Par Michel Dufour
Date de publication originale :
2021 (The Apollo Murders)
Date de publication française :
2021 (Libre Expression)
Traduction (anglais Canada) : Laurence Blais et Fanny Houle
Genre : Thriller
Personnage principal : Kazimieras Zemeckis, alias Kaz, contrôleur de vol
Si vous prévoyez être mis en quarantaine en allant à l’étranger ou en revenant au pays, c’est le roman que vous devez emporter avec vous : costaud (plus de 600 pages), instructif (vous apprendrez à parler russe ou à manœuvrer un vaisseau spatial), mystérieux ( difficile de prévoir les objectifs de chaque personnage), et sanglant (des adversaires doivent être éliminés définitivement). Ça se lit lentement d’autant plus que l’auteur opte pour une version assez réaliste, et c’est avec plaisir qu’on côtoie des personnages que l’actualité nous a déjà présentés : les présidents Nixon et Brejnev, le secrétaire général du parti communiste Iouri Andropov, les conseillers américains Kissinger et Haldeman, Schlesinger, directeur de la CIA, le général Phillips, directeur de la NSA, le Russe Tchelomeï qui conçut la station spatiale Almaz, la cosmonaute Svetlana Savitskaïa, et plusieurs autres. Bien sûr, les Russes sont pro-russes et les Américains pro-américains, mais ce n’est pas un James Bond et l’opposition ‘les bons vs les méchants’ ne convient vraiment pas. Même s’il est certain qu’au niveau de la conquête de l’espace, les deux grandes puissances s’espionnent continuellement.
Nous sommes en 1973. Les Russes ont déjà envoyé le robot Lunokhod sur la lune et mis en orbite la station spatiale d’espionnage Almaz. Les Américains préparent l’expédition d’Apollo 18 vers la lune après un petit détour pour saboter la station spatiale Almaz. À quelques jours du lancement, le commandant Tom Hoffman est tué dans ce qui semble être un accident. Il sera remplacé par le pilote Luke Hemming. Kaz est le contrôleur de vol, en liaison constante avec Gene Kranz le directeur de vol principal, l’armée, la NSA et la CIA, eux-mêmes en contact avec Nixon via Kissinger et Haldeman.
Le lancement a finalement lieu mais le sabotage d’Almaz ne tourne pas comme prévu : les Américains perdent un joueur (Luke) et gagnent une cosmonaute (Svetlana). Chad Miller le remplace, secondé par Michael Estale, pilote du module de commande. Apollo 18 poursuit sa route vers la lune. Les Russes chargent Chad de rapporter des roches radioactives repérées par Lunokhod. Svetlana découvre que Chad parle russe. Michael ne se doute de rien. Et, à la base, Kaz suspecte que quelque chose de bizarre se produit sur le vol et suit de près l’enquête sur la mort de Tom, qui ressemble de plus en plus à un meurtre.
La finale met en scène un croiseur et un sous-marin russes face à un navire américain anti-sous-marin, l’USS New Orleans, et à quelques hélicoptères chargés de commandos d’expérience. Encore quelques morts, mais je n’en dirai pas plus, sinon que, quelque temps plus tard, Kaz et sa bonne amie la géologue Laura, en se promenant lentement sur une plage tranquille, regarderont avec nostalgie la lune dans l’immensité du ciel parsemé d’étoiles.
C’est un roman immense, trop réaliste pour ressembler à Star Trek, Alien ou autres James Bond du même acabit. Moins haletant sans doute, mais poignant à cause d’un réalisme à toute épreuve.
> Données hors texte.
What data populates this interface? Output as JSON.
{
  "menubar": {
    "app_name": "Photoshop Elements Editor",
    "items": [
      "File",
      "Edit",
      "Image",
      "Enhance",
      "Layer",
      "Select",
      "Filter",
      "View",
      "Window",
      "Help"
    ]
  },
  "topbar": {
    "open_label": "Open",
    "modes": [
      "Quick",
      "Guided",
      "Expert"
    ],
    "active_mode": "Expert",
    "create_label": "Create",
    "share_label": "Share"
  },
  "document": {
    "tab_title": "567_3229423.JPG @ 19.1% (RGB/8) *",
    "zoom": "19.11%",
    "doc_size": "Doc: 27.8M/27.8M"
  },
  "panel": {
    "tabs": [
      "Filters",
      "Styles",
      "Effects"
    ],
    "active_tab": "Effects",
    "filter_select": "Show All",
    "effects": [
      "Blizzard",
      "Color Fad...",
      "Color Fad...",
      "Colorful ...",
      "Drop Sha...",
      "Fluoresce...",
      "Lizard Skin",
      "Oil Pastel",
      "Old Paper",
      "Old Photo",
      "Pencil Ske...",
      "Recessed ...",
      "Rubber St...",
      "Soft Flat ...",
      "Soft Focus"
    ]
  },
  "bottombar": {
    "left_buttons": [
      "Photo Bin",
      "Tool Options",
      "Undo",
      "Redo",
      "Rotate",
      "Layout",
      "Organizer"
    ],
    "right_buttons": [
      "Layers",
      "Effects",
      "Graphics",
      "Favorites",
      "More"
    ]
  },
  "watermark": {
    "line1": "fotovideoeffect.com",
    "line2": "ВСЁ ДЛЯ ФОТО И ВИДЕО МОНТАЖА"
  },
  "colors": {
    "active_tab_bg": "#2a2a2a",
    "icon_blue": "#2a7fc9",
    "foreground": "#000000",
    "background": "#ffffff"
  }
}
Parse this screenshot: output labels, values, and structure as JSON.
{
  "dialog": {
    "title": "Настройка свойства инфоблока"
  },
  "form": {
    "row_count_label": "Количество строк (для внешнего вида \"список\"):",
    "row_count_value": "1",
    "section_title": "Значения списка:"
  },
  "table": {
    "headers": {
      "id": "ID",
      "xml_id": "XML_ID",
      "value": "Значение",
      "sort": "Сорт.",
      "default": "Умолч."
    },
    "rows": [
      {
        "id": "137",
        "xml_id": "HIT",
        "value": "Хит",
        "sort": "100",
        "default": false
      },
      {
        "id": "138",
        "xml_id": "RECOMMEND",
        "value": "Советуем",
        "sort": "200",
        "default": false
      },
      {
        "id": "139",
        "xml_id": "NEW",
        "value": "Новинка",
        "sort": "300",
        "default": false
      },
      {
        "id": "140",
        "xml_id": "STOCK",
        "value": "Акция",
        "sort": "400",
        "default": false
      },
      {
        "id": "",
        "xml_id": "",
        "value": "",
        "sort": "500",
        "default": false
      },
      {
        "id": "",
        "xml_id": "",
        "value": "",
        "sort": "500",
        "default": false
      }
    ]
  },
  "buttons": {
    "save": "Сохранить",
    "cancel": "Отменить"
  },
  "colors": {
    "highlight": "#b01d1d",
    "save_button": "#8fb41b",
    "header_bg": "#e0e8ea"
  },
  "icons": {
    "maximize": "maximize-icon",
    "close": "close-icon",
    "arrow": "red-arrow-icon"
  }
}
On est moins dans le domaine du probable que du possible. Évidemment, l’auteur n’est pas n’importe qui : le Canadien Chris Hadfield a été contrôleur de vol pour 25 missions de navette et directeur des opérations de la NASA en Russie. Plusieurs d’entre nous l’avons vu dans sa capsule, lors de son troisième vol dans l’espace, chanter le Space Oddity de David Bowie. Homme aux multiples talents, son premier thriller nous en met plein la vue.
Extrait :
– Monsieur le Président, notre nation célèbre aux côtés de la vôtre à l’occasion de ce succès conjoint de coopération, tandis que nous menons l’humanité vers l’exploration spatiale. L’équipe de soutien à Moscou souhaiterait également adresser quelques mots à la majore Gromova.
Lunokhod occupait dorénavant le ventre de l’écran.
Une multitude de cliquetis se firent entendre à mesure que les différents correspondants se joignaient à l’appel, puis la voix de Tchelomeï retentit haut et fort au milieu des interférences. L’interprète posté à Houston traduisit précipitamment au fil de son discours :
– Majore cosmonaute Gromova, ici le directeur Tchelomeï, du TSOUP. Nous saluons votre bravoure en tant que première humaine à explorer la lune au nom de l’URSS. Vous êtes une vraie pionnière soviétique et constituez un modèle pour nous tous.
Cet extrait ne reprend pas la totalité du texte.